Por Maylin Santana Dall’Oglio

         As bronquites consistem de inflamação nos brônquios ou bronquíolos, os quais são canais que conduzem o ar da traquéia até os ductos e sacos alveolares. Elas podem ser classificadas em bronquites agudas e crônicas, sendo diferenciadas pela duração e agravamento das crises. Os sintomas apresentados são tosse persistente acompanhada de secreção.

 Bronquite aguda        

            Relacionada à inalação de substâncias tóxicas, irritantes ou alergênicas. A bronquite infecciosa aguda pode ser causada por vírus, bactérias como a Mycoplasma  pneumoniae, Bortedella pertusis, Chlamydia pneumoniae sendo mais freqüentes no inverno. A bronquite irritativa pode ser causada por várias espécies de poeiras, vapores de ácidos fortes, amoníaco, alguns solventes orgânicos, cloro, sulfureto de hidrogênio, dióxido de enxofre e brometo, substâncias irritantes da poluição, como o ozônio e o peróxido de azoto, o tabaco e outros fumos. Geralmente de curta duração e a cura acontece por completo após recuperação pulmonar do indivíduo.

            Sinais e sintomas: inicialmente se manifesta como um resfriado comum com mal-estar, aumento das secreções nasais e tosse seca. Com o passar do tempo começa a eliminar muco na tosse e podem surgir dores no peito e/ou costelas. Quando as vias aéreas inferiores estão obstruídas, a pessoa pode sentir falta de ar.

           Tratamento: é feito através de fármacos, para aliviar os sintomas e combater os patogenos em caso de infecção. Os adultos podem tomar aspirina ou paracetamol para baixar a febre e aliviar o mal-estar, mas as crianças devem tomar somente paracetamol. Recomenda-se o repouso e a ingestão abundante de líquidos. Os antibióticos administram-se a doentes com sintomas de bronquite produzidos por uma infecção bacteriana (no caso de uma expectoração com expectoração de cor amarela ou verde e febre alta) e a doentes que já sofrem de uma doença pulmonar.

Bronquite crônica

            Conhecida como uma doença pulmonar obstrutiva crônica (DPOC) é definida clinicamente pela presença de tosse persistente e produção de escarro durante no mínimo três meses ao ano em pelo menos dois anos consecutivos. Um fator dominante na patogenia dessa bronquite é a irritação crônica das vias aéreas por substancias inaladas, em particular fumaça de cigarro, que causam bronquite ao produzir hipersecreção de muco, hipertrofia das glândulas mucosas, metaplasia das células caliciformes no epitélio bronquiolar e bronquiolite.

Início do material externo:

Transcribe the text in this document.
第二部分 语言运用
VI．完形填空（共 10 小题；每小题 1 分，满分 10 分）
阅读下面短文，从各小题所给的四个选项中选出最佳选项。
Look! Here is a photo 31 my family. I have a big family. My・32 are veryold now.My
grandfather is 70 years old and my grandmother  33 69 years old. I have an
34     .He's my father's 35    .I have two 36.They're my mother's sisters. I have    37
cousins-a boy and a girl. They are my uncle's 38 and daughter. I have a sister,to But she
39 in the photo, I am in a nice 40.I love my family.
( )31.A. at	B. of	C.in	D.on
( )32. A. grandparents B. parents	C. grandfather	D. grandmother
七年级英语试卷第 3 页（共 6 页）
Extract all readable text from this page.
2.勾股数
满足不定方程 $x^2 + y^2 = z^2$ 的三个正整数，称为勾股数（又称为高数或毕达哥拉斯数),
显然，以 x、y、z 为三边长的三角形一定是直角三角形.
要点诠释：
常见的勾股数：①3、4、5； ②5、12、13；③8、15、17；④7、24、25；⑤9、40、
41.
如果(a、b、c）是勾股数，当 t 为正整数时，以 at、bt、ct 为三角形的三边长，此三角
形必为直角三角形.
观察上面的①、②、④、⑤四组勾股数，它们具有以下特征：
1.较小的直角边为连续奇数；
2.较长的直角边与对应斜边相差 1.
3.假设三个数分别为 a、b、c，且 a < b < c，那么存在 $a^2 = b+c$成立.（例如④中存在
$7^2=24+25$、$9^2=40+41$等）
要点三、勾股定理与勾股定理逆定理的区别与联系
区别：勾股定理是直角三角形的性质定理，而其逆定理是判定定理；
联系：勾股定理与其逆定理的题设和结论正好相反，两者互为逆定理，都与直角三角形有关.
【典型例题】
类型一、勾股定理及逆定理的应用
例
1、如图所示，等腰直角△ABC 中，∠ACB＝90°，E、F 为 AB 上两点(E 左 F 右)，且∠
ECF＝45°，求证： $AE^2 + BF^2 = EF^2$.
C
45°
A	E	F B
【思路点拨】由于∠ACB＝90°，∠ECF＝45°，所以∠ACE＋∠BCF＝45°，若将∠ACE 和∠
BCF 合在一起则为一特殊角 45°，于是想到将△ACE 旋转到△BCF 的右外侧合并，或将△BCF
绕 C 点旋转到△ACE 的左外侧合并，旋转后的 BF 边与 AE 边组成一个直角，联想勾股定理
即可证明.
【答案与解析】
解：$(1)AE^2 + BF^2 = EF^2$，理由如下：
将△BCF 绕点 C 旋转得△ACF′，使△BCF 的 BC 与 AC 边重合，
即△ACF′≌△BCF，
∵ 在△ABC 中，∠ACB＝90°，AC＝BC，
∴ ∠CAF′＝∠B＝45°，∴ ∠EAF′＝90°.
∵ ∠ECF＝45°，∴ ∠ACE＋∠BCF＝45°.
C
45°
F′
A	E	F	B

            Morfologia: hiperemia e edema das mucosas do pulmão, secreções mucinosas ou cilindros que preenchem as vias aéreas, aumento do tamanho das glândulas mucosas, presença de rolhas mucosas, inflamação e fibrose dos brônquios ou bronquíolos, metaplasia escamosa ou displasia do epitélio brônquico.

            Sinais e sintomas: febre, tosse com expectoração espessa, chiado no peito (sibilos) e respiração dificultada.

            Tratamento: Uma medida importante para iniciar o tratamento é eliminar os irritantes, como o fumo ou poeiras tóxicas inaladas. Alguns pacientes podem se beneficiar com o tratamento com corticóides, minimizando os sintomas da doença. Outra classe de medicação importante são os broncodilatadores melhorando o fluxo de ar nesta doença, aliviando a falta de ar e a sibilância. A maioria das pessoas poderá se beneficiar com os exercícios da terapia de reabilitação, que fazem com que os pacientes sejam capazes de utilizar a sua energia mais eficientemente ou de uma forma em que haja menor gasto de oxigênio. A oxigenoterapia (uso de oxigênio em casa), quando necessária, também poderá melhorar os sintomas dos doentes, além de aumentar a expectativa de vida. Além disso, o grande número de antibióticos disponíveis ajudam muito nos casos de exacerbação da doença, quando resultam de uma infecção nos brônquios.